Quand vous prenez la parole, un certain niveau de trac est normal. Votre corps se prépare à un moment important, votre cerveau passe en mode vigilance et vous sentez monter le stress. Mais dès que l’anglais s’invite dans l’équation, tout se complique : le trac à l’oral anglais semble se démultiplier et vous pouvez avoir l’impression de perdre la maîtrise de vos moyens.
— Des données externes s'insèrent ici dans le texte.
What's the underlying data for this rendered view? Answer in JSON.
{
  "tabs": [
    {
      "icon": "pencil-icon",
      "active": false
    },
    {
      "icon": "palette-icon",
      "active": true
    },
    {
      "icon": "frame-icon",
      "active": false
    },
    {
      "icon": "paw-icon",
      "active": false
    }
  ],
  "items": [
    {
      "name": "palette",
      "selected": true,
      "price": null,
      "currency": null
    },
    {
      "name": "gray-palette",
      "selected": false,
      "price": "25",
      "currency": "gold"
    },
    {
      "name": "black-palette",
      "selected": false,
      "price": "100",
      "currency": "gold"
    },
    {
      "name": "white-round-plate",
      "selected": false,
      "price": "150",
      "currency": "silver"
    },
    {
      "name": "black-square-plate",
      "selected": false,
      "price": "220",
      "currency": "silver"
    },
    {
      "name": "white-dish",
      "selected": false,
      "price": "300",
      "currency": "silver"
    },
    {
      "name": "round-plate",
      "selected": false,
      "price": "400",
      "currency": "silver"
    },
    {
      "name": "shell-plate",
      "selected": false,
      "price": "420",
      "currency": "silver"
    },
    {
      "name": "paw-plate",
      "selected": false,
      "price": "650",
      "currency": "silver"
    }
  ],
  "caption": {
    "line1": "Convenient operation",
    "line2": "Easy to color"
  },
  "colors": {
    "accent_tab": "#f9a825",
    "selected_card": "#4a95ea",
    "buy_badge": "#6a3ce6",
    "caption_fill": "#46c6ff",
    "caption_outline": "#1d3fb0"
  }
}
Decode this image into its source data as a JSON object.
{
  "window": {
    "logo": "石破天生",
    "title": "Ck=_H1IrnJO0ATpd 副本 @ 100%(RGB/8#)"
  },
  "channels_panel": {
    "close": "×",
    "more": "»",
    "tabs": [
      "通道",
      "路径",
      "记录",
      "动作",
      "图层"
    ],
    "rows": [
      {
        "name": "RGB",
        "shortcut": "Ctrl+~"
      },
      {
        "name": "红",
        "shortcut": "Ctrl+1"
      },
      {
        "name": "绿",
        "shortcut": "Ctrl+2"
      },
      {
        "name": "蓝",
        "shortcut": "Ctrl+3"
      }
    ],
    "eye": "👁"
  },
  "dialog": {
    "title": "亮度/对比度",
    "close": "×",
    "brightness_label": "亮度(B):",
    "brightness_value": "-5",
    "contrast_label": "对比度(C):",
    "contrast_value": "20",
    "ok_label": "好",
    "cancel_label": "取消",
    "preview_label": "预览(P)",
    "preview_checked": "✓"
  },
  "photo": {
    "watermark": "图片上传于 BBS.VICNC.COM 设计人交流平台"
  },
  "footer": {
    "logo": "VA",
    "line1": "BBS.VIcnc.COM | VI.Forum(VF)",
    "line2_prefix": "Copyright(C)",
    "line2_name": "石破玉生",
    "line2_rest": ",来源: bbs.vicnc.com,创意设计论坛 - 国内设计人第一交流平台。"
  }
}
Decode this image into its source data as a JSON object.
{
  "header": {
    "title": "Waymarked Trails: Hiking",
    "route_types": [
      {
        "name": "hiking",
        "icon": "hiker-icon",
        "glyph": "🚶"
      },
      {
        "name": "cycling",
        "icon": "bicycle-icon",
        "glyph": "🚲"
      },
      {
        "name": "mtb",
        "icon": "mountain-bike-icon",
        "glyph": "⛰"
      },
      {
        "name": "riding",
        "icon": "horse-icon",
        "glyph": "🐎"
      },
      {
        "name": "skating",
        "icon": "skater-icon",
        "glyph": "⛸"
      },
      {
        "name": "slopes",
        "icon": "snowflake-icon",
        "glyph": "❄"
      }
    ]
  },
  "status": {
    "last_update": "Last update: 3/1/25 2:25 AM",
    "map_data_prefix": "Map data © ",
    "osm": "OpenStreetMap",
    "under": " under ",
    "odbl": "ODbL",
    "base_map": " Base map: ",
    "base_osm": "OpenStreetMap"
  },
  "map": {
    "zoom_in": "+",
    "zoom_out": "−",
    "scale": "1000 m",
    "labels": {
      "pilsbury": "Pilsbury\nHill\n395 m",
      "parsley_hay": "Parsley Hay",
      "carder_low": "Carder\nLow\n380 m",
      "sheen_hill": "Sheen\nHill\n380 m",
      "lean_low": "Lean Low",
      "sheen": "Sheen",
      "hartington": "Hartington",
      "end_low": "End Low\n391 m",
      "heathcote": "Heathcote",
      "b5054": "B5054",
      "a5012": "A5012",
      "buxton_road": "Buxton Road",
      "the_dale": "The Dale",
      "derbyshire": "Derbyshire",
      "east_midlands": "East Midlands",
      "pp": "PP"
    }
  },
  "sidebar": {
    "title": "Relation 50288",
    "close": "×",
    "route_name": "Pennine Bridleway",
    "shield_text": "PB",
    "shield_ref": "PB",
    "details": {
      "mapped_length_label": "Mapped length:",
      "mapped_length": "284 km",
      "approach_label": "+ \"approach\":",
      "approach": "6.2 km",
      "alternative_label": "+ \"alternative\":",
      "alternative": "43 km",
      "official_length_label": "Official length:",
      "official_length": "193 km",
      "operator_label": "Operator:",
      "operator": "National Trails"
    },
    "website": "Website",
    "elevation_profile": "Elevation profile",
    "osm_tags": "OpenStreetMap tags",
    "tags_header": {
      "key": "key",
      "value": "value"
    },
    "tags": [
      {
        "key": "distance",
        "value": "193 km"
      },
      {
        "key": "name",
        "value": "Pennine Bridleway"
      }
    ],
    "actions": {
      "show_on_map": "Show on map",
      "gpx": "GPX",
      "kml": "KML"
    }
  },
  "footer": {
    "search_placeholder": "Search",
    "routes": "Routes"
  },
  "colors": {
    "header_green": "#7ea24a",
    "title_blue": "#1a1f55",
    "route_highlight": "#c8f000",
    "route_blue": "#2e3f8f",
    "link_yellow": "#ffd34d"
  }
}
Ce n’est pas un manque de sérieux ni de professionnalisme. C’est un phénomène psychologique et cognitif bien documenté : votre cerveau doit gérer en parallèle la situation à fort enjeu, la relation au public et la langue étrangère. Résultat : la charge mentale explose et le stress aussi.
Dans cet article, nous vous proposons de comprendre ce qui se joue réellement derrière ce trac à l’oral anglais et d’identifier quatre leviers concrets pour l’apaiser, sans attendre un hypothétique niveau C1 ou C2.
Trac à l’oral anglais : pourquoi le stress redouble quand on change de langue
Temps de lecture : ~12 min
- Comprendre le trac et la glossophobie
- Pourquoi parler en anglais décuple le trac à l’oral
- Ce qui se passe dans le cerveau quand vous changez de langue
- Quatre leviers pour atténuer le double trac à l’oral en anglais
- Questions fréquentes sur le trac à l’oral en anglais
Comprendre le trac et la glossophobie
Le trac est défini par les psychologues comme un sentiment d’anxiété ressenti avant ou pendant une épreuve, en particulier face à un public : inquiétude, peur, appréhension et parfois impression de perte de contrôle. On distingue souvent deux réalités : le trac courant – vécu par les artistes, orateurs ou dirigeants qui présentent un projet stratégique – et la glossophobie, peur beaucoup plus forte centrée sur le fait de parler devant un groupe, pouvant aller jusqu’à l’évitement systématique.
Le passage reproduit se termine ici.